Rio Amazonas
O Serviço Geológico do Brasil (SGB) divulgou nesta quinta-feira (6) o 3º Alerta de Cheias do Amazonas, indicando baixa probabilidade de cheias severas nos rios Negro, Solimões e Amazonas até agosto de 2024. Este alerta encerra o período de cheias da região, que começou em outubro de 2023.
Com dados da Rede Hidrometeorológica Nacional, o relatório inclui informações de sistemas de alerta nas cidades de Manaus (Rio Negro), Manacapuru (Rio Solimões), Itacoatiara (Rio Amazonas) e Parintins (Rio Amazonas). O SGB monitora uma população de 8 milhões de pessoas em 84 cidades da região.
Manaus (Rio Negro):
– Previsão média de cheia: 26,88 metros
– Cota de alerta: 27 metros
– Probabilidade de ultrapassar a cota de alerta e atingir 27,38 metros: 52%
Região Metropolitana de Manaus (Manacapuru – Rio Solimões):
– Cota média: 17,79 metros
– Máxima prevista: 18,22 metros
– Cota de alerta: 17,70 metros
Itacoatiara (Rio Amazonas):
– Previsão média: 12,40 metros
– Máxima: 12,64 metros
– Probabilidade de inundação severa: menos de 1%
Parintins (Rio Amazonas):
– Previsão média: 7,17 metros
– Máxima: 7,29 metros
– Cota de alerta: 8 metros
Gustavo Ribeiro, do Centro Gestor e Operacional do Sistema de Proteção da Amazônia (Censipam), afirmou que a previsão para o trimestre de junho a agosto é de chuvas dentro da normalidade. O sul da bacia do Amazonas, especialmente na região do Rio Madeira, pode enfrentar baixos volumes de chuva, enquanto o extremo norte poderá ter precipitações acima da média.
Renato Senna, do Instituto Nacional de Pesquisas da Amazônia (Inpa), destacou que a redução no volume de água na região se deve ao início da estação chuvosa durante a influência do El Niño, combinado com um aquecimento atípico do Oceano Atlântico Tropical Norte. “Estamos há 12 meses com precipitação abaixo da climatologia em quase toda a Bacia Amazônica”, explicou Senna.

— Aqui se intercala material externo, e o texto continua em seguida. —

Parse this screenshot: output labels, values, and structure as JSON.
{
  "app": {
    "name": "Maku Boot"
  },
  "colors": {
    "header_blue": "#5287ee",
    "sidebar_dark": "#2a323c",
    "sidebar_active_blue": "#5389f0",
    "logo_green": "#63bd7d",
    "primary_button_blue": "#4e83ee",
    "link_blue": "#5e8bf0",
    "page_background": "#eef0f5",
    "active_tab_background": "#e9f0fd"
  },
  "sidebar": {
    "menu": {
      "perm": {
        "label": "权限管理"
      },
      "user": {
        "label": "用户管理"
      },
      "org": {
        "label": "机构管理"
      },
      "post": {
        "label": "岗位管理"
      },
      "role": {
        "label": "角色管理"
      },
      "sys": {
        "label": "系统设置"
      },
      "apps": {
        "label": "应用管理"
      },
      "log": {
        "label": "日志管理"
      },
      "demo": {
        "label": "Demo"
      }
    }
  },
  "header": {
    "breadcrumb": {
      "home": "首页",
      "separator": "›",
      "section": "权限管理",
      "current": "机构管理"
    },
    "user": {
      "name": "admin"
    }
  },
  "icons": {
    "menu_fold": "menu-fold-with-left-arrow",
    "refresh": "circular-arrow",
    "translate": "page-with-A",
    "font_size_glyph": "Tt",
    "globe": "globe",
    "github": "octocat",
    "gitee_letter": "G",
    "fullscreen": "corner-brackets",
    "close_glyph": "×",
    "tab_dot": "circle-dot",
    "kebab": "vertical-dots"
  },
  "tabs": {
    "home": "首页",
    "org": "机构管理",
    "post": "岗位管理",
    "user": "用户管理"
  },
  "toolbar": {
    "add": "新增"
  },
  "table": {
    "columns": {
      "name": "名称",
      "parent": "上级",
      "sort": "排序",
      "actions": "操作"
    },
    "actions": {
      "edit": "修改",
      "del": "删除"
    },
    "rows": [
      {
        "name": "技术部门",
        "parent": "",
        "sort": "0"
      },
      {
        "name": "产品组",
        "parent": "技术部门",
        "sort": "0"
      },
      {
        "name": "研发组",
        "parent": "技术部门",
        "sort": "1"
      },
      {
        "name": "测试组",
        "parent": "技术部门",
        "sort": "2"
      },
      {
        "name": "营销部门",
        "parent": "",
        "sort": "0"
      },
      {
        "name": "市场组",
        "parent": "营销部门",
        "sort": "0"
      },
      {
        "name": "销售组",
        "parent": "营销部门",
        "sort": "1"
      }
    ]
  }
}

As previsões indicam que, embora o fenômeno La Niña (resfriamento das águas do Oceano Pacífico) deva favorecer chuvas na região, isso só ocorrerá a partir de outubro, no início da próxima estação chuvosa. Jussara Cury, pesquisadora do SGB, alerta que o período de vazante, com baixos volumes de chuvas, pode afetar o abastecimento nas cidades que dependem do transporte fluvial. “Todo o mercado, todo o abastecimento, todos ficam preocupados se vai passar navio, ou não”, disse Cury.
Cury comparou a situação atual com anos anteriores que também tiveram El Niño seguido de La Niña, destacando regiões que merecem atenção especial. A região do Rio Madeira, próxima a Porto Velho (RO), e o meio da bacia, especialmente em Itacoatiara (AM), apresentam volumes de água abaixo da normalidade e uma tendência de redução no volume de chuvas.
Esta análise e alerta são cruciais para o planejamento e preparação das autoridades e comunidades locais, ajudando a mitigar os impactos potenciais das variações climáticas na região amazônica.